The Bullish Case For Gold Continues To Grow - Aberdeen Standard Investments
(Kitco News) - The gold market will continue to shine through 2019 as investors have fewer options in the face of lower interest rates, slower economic growth and the rising risk of a global recession, according to one commodity analyst.
In an interview with Kitco News, Maxwell Gold, director of investment strategy at Aberdeen Standard Investments, said that while he is maintaining his forecast for gold prices to hit $1,350 an ounce by the end of the year, he sees a growing bullish case for gold to push to $1,400 an ounce.
His comments come as gold prices trade near a nine-month high. Spot gold last traded at $1,326.20 an ounce, up 0.36% on the day.
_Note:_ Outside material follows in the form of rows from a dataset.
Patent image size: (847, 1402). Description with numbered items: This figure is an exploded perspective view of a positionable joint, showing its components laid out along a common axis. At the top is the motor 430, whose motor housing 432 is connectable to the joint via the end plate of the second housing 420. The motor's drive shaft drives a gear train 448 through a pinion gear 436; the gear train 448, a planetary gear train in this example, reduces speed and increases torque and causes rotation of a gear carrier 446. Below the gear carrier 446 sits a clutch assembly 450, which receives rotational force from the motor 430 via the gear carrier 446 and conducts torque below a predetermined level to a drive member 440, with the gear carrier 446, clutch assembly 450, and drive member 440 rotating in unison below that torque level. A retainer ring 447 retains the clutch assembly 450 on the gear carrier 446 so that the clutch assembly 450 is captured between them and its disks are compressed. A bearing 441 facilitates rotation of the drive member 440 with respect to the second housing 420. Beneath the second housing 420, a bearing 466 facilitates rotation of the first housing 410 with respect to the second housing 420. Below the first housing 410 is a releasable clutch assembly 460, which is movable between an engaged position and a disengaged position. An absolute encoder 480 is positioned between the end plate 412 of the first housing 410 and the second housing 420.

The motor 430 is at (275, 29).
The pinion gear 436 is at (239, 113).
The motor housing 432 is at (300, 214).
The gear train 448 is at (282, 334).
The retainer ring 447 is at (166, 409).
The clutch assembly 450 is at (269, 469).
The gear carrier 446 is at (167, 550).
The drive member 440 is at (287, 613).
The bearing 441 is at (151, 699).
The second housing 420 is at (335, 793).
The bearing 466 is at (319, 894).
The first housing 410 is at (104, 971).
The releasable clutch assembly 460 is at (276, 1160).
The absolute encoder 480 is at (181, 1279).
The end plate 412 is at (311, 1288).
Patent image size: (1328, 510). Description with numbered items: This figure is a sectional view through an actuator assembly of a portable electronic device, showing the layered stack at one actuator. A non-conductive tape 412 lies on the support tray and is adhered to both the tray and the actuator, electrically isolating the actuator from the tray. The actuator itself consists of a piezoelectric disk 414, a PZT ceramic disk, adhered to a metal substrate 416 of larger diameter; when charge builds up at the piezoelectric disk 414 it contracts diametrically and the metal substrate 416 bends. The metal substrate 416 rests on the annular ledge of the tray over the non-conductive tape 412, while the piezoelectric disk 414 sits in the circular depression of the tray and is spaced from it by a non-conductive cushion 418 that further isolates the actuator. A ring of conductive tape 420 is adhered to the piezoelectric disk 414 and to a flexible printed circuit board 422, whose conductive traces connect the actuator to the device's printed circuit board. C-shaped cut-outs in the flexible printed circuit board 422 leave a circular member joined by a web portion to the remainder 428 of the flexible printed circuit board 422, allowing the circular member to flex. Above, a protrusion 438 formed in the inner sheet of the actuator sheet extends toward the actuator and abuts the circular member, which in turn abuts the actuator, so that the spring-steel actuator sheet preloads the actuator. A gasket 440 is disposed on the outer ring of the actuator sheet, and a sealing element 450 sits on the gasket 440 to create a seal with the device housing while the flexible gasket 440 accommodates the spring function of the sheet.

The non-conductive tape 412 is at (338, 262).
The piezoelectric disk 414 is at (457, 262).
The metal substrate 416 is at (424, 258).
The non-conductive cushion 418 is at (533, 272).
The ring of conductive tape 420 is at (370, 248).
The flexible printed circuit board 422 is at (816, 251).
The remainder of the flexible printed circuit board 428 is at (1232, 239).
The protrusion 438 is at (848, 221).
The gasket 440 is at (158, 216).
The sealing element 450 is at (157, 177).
U.S. markets were closed Monday for President’s Day.
Gold added that he sees growing momentum for the yellow metal as it looks like real interest rates have peaked with the Federal Reserve on hold for the foreseeable future. According to data from the U.S. Treasury Department, real rates have dropped more than 30% from their November peak, currently trading around 80 basis points.
“Real interest rates will continue to moderate from the peaks we saw last year,” he said. “Gold once again becomes an attractive asset as its opportunity costs have dropped significantly.”
With low real interest rates, the U.S. dollar has less fuel to push higher through the year, reducing a headwind for the precious metal, gold said. He added that growing government debt also creates long-term weakness for the U.S. dollar.
Gold also noted that it’s not just the bond market that looks expensive as yields drop but growing recession fears means that equity markets are probably overvalued at current levels.
Not only does the growing debt crisis weigh on the U.S. dollar, but Gold said that it also weighs on growth as more money goes to servicing debt instead of investing in organic growth opportunities.
“A lot of people continue to wonder just how long with equity bull market can last and they are looking to gold as a defensive hedge as they expect a change in direction,” he said. “The risk of an earning recession or an outright economic recession is entering a lot of base-case scenarios.”
Looking ahead, Gold said that investors should be looking to buy the yellow metal in potential pullbacks with value seen below $1,300 an ounce.
As to what investors can expect to see through the rest of 2019, Gold said that he sees similarities to the rally in 2016 where gold rallied 26% from the start of the year to July. Eventually gold ended the year with a more than 8% gain.
Gold said that he expects the yellow metal to gain momentum through the year as it become clear the Federal Reserve will be reluctant to raise interest rates. In 2016 markets were fairly hawkish on interest rate hikes but the U.S. central bank only raised interest rates once at the end of the year.
“There was this long period where markets saw that interest rates weren’t rising and that was certainly a benefit for gold,” he said. “Since October we have seen a similar recalibration in interest rates.